Premium
Somatic motoneurones in amphioxus larvae: cell types, cell position and innervation patterns
Author(s) -
Lacalli Thurston C.,
Kelly Samantha J.
Publication year - 1999
Publication title -
acta zoologica
Language(s) - English
Resource type - Journals
SCImago Journal Rank - 0.414
H-Index - 37
eISSN - 1463-6395
pISSN - 0001-7272
DOI - 10.1046/j.1463-6395.1999.80220004.x
Subject(s) - biology , anatomy , axon , compartment (ship) , spinal cord , neuroscience , ultrastructure , ventral nerve cord , somatic cell , synapse , basal lamina , nervous system , biochemistry , oceanography , gene , geology
Serial transmission electron microscopy and 3D reconstruction were used to document cell morphology and position of the motoneurones innervating somites 1 and 2 of a 12.5‐day amphioxus larva, of Branchiostoma floridae , and also those innervating the dorsal compartment of somites 3 through 6 of an 8‐day larva. Motoneurones supplying the ventral and dorsal compartments can be distinguished from one another on a number of morphological criteria. The ventral compartment motoneurones are neither symmetrical nor particularly ordered in arrangement.

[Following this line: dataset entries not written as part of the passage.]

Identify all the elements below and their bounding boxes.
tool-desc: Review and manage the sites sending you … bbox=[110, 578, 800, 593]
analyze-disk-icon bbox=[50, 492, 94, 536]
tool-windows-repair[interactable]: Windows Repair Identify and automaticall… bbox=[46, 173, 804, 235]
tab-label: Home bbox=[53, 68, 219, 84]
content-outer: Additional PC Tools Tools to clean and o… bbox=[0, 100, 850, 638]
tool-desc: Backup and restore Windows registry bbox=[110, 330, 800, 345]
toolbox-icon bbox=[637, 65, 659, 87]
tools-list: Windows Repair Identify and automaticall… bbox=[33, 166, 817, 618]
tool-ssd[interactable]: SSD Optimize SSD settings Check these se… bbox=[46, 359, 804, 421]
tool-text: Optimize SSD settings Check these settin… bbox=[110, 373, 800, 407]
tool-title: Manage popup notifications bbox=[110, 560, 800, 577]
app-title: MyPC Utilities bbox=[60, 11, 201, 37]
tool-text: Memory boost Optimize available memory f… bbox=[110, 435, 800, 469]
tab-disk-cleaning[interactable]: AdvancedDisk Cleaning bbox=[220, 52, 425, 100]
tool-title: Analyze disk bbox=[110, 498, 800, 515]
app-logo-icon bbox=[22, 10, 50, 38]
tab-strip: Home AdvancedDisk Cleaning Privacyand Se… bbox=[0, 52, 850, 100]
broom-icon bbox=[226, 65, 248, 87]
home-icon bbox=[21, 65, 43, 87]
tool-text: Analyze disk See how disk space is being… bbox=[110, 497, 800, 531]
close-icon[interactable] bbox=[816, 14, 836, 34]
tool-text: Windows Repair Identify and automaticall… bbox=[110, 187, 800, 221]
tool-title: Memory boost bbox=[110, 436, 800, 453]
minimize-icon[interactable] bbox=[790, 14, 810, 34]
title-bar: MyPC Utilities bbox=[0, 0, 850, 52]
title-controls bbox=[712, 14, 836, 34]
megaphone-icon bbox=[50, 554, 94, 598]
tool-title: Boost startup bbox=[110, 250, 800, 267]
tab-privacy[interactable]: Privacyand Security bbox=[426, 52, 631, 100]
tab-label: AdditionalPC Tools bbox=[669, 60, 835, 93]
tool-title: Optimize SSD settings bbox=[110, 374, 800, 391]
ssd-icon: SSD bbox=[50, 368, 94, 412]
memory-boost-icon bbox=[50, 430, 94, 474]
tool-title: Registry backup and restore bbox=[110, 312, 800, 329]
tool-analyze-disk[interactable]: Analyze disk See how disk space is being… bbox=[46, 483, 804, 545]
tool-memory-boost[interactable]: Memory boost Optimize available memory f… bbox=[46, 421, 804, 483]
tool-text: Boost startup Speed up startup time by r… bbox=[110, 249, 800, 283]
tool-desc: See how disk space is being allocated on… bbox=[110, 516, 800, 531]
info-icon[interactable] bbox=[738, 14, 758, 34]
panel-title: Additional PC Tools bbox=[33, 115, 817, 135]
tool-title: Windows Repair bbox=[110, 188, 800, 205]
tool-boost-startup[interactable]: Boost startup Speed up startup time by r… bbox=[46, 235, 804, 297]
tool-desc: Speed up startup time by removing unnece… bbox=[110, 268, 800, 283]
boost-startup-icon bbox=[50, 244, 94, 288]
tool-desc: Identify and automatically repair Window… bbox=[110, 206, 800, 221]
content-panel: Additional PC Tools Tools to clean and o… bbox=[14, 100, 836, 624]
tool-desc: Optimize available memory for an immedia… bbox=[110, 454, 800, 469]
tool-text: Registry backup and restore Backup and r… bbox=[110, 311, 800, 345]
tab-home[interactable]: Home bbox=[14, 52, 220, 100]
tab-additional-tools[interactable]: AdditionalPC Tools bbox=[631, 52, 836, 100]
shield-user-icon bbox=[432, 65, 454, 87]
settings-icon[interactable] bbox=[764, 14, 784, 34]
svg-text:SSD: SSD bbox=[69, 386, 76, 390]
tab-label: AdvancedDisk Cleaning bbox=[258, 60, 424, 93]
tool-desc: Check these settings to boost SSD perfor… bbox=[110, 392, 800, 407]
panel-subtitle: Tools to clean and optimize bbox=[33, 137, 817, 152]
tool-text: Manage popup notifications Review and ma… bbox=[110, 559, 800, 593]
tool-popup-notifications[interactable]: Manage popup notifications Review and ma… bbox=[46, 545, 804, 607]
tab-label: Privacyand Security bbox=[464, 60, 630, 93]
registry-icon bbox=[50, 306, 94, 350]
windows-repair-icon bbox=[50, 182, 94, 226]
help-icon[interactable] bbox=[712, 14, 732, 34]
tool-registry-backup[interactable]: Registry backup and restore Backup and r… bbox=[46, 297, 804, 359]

Their cilia are short and point forward or obliquely across the central canal; their axons run along the basal lamina adjacent to processes from muscle fibres, with which they make extended linear series of synapses containing 45–60 nm synaptic vesicles. The dorsal compartment motoneurones are paired and tend to be positioned at or near the junctions between somites. Their cilia are longer and project caudally; their axons are large, filled with mitochondria and 30–45 nm synaptic vesicles, and make synapses only at specific, segmentally repeated sites. An unusual feature of both cell types is that synaptic input occurs all along the axon, either by direct axo‐axonal synapses or via slender dendritic processes. This allows for redundancy and multiple inputs, and is possible only because amphioxus somatic motor axons lie entirely within the nerve cord, which is itself an unusual feature among chordates. The possible significance of dual somatic innervation is discussed in relation to the dual innervation of the head in vertebrates, which has separate sets of somatic and visceral/branchiomotor nerves.